Introduction
Fungi have traditionally been identified based on macro- and
micromorphological features of fruiting body specimens or pure cultures.
The introduction of molecular techniques established in the late 1980s
represented a significant leap forward in fungal identification.
Especially PCR amplification combined with Sanger sequencing of the
nuclear 18S (SSU) and 28S (LSU) ribosomal rRNA genes and the nuclear
ribosomal internal transcribed spacer (ITS) region from fungal tissue
(e.g., lichen thalli, lesions in tissue, cultures from environmental
samples and ectomycorrhizal root tips) quickly became popular and
offered unprecedented taxonomic resolution. Common uses included
species- and genus-level identification, analysis of cryptic species,
and phylogenetic assessment of larger fungal clades as well as the
kingdom Fungi at large (Gherbawy & Voitk, 2010). Later on, the
identification of multiple fungi from more diverse substrates, including
soil, plant roots, and water became possible by including a cloning step
of amplicons prior to sequencing. However, these studies usually
operated with tens to low hundreds of reads, rarely numbering in the
thousands required to appropriately estimate fungal diversity in soils
(Taylor et al., 2014). Accordingly, sequences and operational taxonomic
units (OTUs) were usually handled manually or using specific programs,
with no need for bioinformatics tools.
The development of high-throughput sequencing (HTS) methods such as 454
pyrosequencing (454 Inc., obsolete), Illumina sequencing (Illumina Inc.,
www.illumina.com) and Ion Torrent (Thermo Fisher Scientific Inc.,
www.thermofisher.com) transformed fungal identification capacity in the
2000s (Jumpponen & Jones, 2009). These so-called next- or
second-generation HTS methods increased the number of reads by 2-6
orders of magnitude and the number of simultaneously processable samples
by 1-2 orders of magnitude. These metabarcoding methods (cf. Taberlet et
al., 2012) enabled estimating fungal diversity exhaustively from
environmental DNA (eDNA) on an individual sample scale as well as
facilitating global scale comparisons (Tedersoo et al., 2014; Sun et
al., 2021). Yet, these second-generation platforms as well as the more
recent DNA nanoball sequencing (DNBseq; MGI-Tech Inc., www.mgitech.com)
were only able to address short (<550 bases) fragments of the
genetic markers, resulting in the loss of taxonomic resolution and
phylogenetic information as well as difficulties in identifying
technical artefacts compared with longer Sanger reads.
In the 2010s, long-read, third-generation HTS platforms such as PacBio
single-molecule real-time (SMRT) sequencing (Pacific BioSciences Inc.,
www.pacbio.com) and nanopore sequencing (Oxford Nanopore Technologies
Inc., https://nanoporetech.com) were introduced (van Dijk et al., 2019).

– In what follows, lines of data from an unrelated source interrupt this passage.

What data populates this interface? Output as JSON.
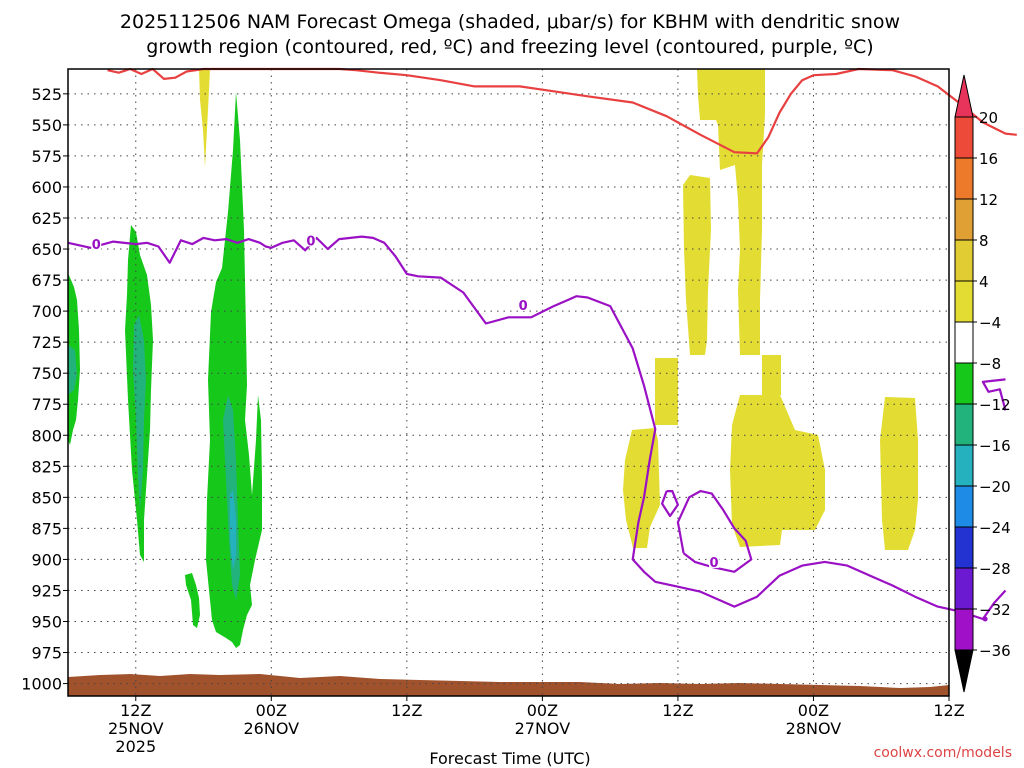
{
  "chart_data": {
    "type": "time-height cross section",
    "title_line1": "2025112506 NAM Forecast Omega (shaded, μbar/s) for KBHM with dendritic snow",
    "title_line2": "growth region (contoured, red, ºC) and freezing level (contoured, purple, ºC)",
    "xlabel": "Forecast Time (UTC)",
    "credit": "coolwx.com/models",
    "x_range_hours": [
      0,
      78
    ],
    "y_range_hPa": [
      1010,
      505
    ],
    "y_ticks": [
      525,
      550,
      575,
      600,
      625,
      650,
      675,
      700,
      725,
      750,
      775,
      800,
      825,
      850,
      875,
      900,
      925,
      950,
      975,
      1000
    ],
    "x_ticks": [
      {
        "hour": 6,
        "label": "12Z",
        "date": "25NOV",
        "year": "2025"
      },
      {
        "hour": 18,
        "label": "00Z",
        "date": "26NOV",
        "year": ""
      },
      {
        "hour": 30,
        "label": "12Z",
        "date": "",
        "year": ""
      },
      {
        "hour": 42,
        "label": "00Z",
        "date": "27NOV",
        "year": ""
      },
      {
        "hour": 54,
        "label": "12Z",
        "date": "",
        "year": ""
      },
      {
        "hour": 66,
        "label": "00Z",
        "date": "28NOV",
        "year": ""
      },
      {
        "hour": 78,
        "label": "12Z",
        "date": "",
        "year": ""
      }
    ],
    "colorbar": {
      "levels": [
        20,
        16,
        12,
        8,
        4,
        -4,
        -8,
        -12,
        -16,
        -20,
        -24,
        -28,
        -32,
        -36
      ],
      "colors": [
        "#e8335a",
        "#ee4a3a",
        "#ec7a2a",
        "#e1a033",
        "#e1cd33",
        "#e3dd33",
        "#ffffff",
        "#16c81a",
        "#22b37c",
        "#26b1be",
        "#1e8ce6",
        "#2233d2",
        "#6c1ad2",
        "#a010c8",
        "#a9a9a9",
        "#000000"
      ]
    },
    "series": [
      {
        "name": "dendritic growth region (red, ºC)",
        "color": "#e84040",
        "points": [
          [
            3.5,
            506
          ],
          [
            4.5,
            508
          ],
          [
            5.5,
            505
          ],
          [
            6.5,
            509
          ],
          [
            7.5,
            505
          ],
          [
            8.5,
            513
          ],
          [
            9.5,
            512
          ],
          [
            10.5,
            507
          ],
          [
            12,
            505
          ],
          [
            15,
            505
          ],
          [
            21,
            505
          ],
          [
            24,
            505
          ],
          [
            25.5,
            506
          ],
          [
            27.5,
            508
          ],
          [
            30,
            510
          ],
          [
            33,
            514
          ],
          [
            36,
            519
          ],
          [
            40,
            519
          ],
          [
            43,
            523
          ],
          [
            46,
            527
          ],
          [
            50,
            532
          ],
          [
            53,
            543
          ],
          [
            56,
            558
          ],
          [
            59,
            572
          ],
          [
            61,
            573
          ],
          [
            62,
            560
          ],
          [
            63,
            540
          ],
          [
            64,
            525
          ],
          [
            65,
            514
          ],
          [
            66,
            510
          ],
          [
            68,
            509
          ],
          [
            70,
            505
          ],
          [
            73,
            506
          ],
          [
            75,
            511
          ],
          [
            77,
            519
          ],
          [
            79,
            533
          ],
          [
            81,
            548
          ],
          [
            83,
            557
          ],
          [
            84,
            558
          ]
        ]
      },
      {
        "name": "freezing level 0 (purple, ºC)",
        "color": "#9a10c4",
        "label": "0",
        "points": [
          [
            0,
            645
          ],
          [
            2,
            649
          ],
          [
            4,
            644
          ],
          [
            6,
            646
          ],
          [
            7,
            645
          ],
          [
            8,
            648
          ],
          [
            9,
            661
          ],
          [
            10,
            643
          ],
          [
            11,
            646
          ],
          [
            12,
            641
          ],
          [
            13,
            643
          ],
          [
            14,
            642
          ],
          [
            15,
            645
          ],
          [
            16,
            642
          ],
          [
            17,
            645
          ],
          [
            17.5,
            648
          ],
          [
            18,
            649
          ],
          [
            19,
            645
          ],
          [
            20,
            643
          ],
          [
            21,
            651
          ],
          [
            22,
            641
          ],
          [
            23,
            650
          ],
          [
            24,
            642
          ],
          [
            25,
            641
          ],
          [
            26,
            640
          ],
          [
            27,
            641
          ],
          [
            28,
            645
          ],
          [
            29,
            656
          ],
          [
            30,
            670
          ],
          [
            31,
            672
          ],
          [
            33,
            673
          ],
          [
            35,
            685
          ],
          [
            37,
            710
          ],
          [
            39,
            705
          ],
          [
            41,
            705
          ],
          [
            43,
            696
          ],
          [
            44,
            692
          ],
          [
            45,
            688
          ],
          [
            46,
            689
          ],
          [
            48,
            696
          ],
          [
            50,
            730
          ],
          [
            51,
            760
          ],
          [
            52,
            795
          ],
          [
            51.5,
            820
          ],
          [
            51,
            850
          ],
          [
            50.5,
            870
          ],
          [
            50,
            900
          ],
          [
            51,
            910
          ],
          [
            52,
            918
          ],
          [
            54,
            922
          ],
          [
            56,
            926
          ],
          [
            59,
            938
          ],
          [
            61,
            930
          ],
          [
            63,
            913
          ],
          [
            65,
            905
          ],
          [
            67,
            902
          ],
          [
            69,
            905
          ],
          [
            71,
            913
          ],
          [
            73,
            921
          ],
          [
            75,
            930
          ],
          [
            77,
            938
          ],
          [
            79,
            942
          ],
          [
            81,
            948
          ],
          [
            82,
            935
          ],
          [
            83,
            925
          ]
        ]
      },
      {
        "name": "freezing level 0 isolated contour",
        "color": "#9a10c4",
        "points": [
          [
            54.5,
            895
          ],
          [
            54,
            870
          ],
          [
            55,
            850
          ],
          [
            56,
            845
          ],
          [
            57,
            847
          ],
          [
            58,
            860
          ],
          [
            59,
            875
          ],
          [
            60,
            885
          ],
          [
            60.5,
            900
          ],
          [
            59,
            910
          ],
          [
            57,
            906
          ],
          [
            55.5,
            902
          ],
          [
            54.5,
            895
          ]
        ]
      },
      {
        "name": "freezing level 0 small loop",
        "color": "#9a10c4",
        "points": [
          [
            53,
            845
          ],
          [
            52.6,
            855
          ],
          [
            53.3,
            865
          ],
          [
            54,
            856
          ],
          [
            53.5,
            845
          ],
          [
            53,
            845
          ]
        ]
      },
      {
        "name": "freezing level 0 right edge",
        "color": "#9a10c4",
        "points": [
          [
            83,
            755
          ],
          [
            81,
            757
          ],
          [
            81.5,
            765
          ],
          [
            82.5,
            763
          ],
          [
            83,
            780
          ]
        ]
      }
    ]
  }
}
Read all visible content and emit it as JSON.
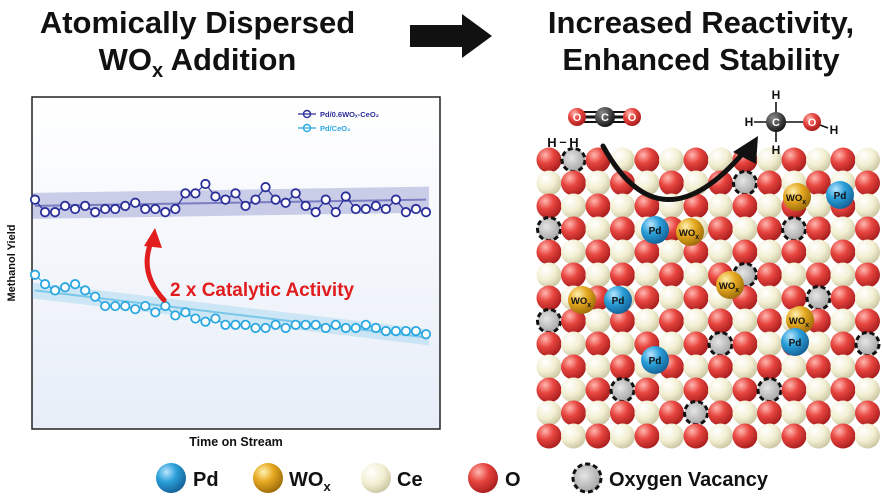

Due to low sequencing depth (tens of thousands of reads in total,
resulting in only hundreds rather than thousands of reads per sample)
and high raw error rates (12-20%), these methods could not initially
compete with short-read HTS platforms. However, both technologies made a
great leap forward in 2020 when PacBio Sequel II instruments became
broadly available and new solutions were developed to greatly reduce
error rates in Nanopore sequencing (Karst et al., 2021; Tedersoo et al.,
2021a). These long-read technologies and synthetic long reads provide
high-quality sequence data for up to 5 kb amplicons, which enables
bridging variable and conserved fragments of one or more genes in a
single sequencing round as well as resolving alleles and haplotypes
(Callahan et al., 2021; Tedersoo et al., 2021a).
Along with the rapid development of HTS methods, bioinformatics
platforms and analytical resources have evolved to match the
computational needs imposed by large datasets. Metabarcoding approaches
have been extensively reviewed in several recent studies with a focus on
their conceptual foundation (Taberlet et al., 2018), pathogenic
organisms (Piombo et al., 2021; Tedersoo et al., 2019), applications in
mycology (Nilsson et al., 2018), eukaryotes more broadly (Ruppert et
al., 2019 ) as well as overall experimental planning (Zinger et al.,
2019a), trade-offs among technology generations (Kennedy et al., 2018;
Loit et al., 2019), and analytical pitfalls (Halwachs et al., 2017;
Critescu & Hebert, 2018). Here we provide a review of available methods
and propose best practices for designing and performing studies using
metabarcoding in fungi. We also compare the performance of several
popular methods developed for bacteria to assess their suitability for
fungi. The vast majority of our recommendations are relevant to
prokaryotes, protists and metazoans alike.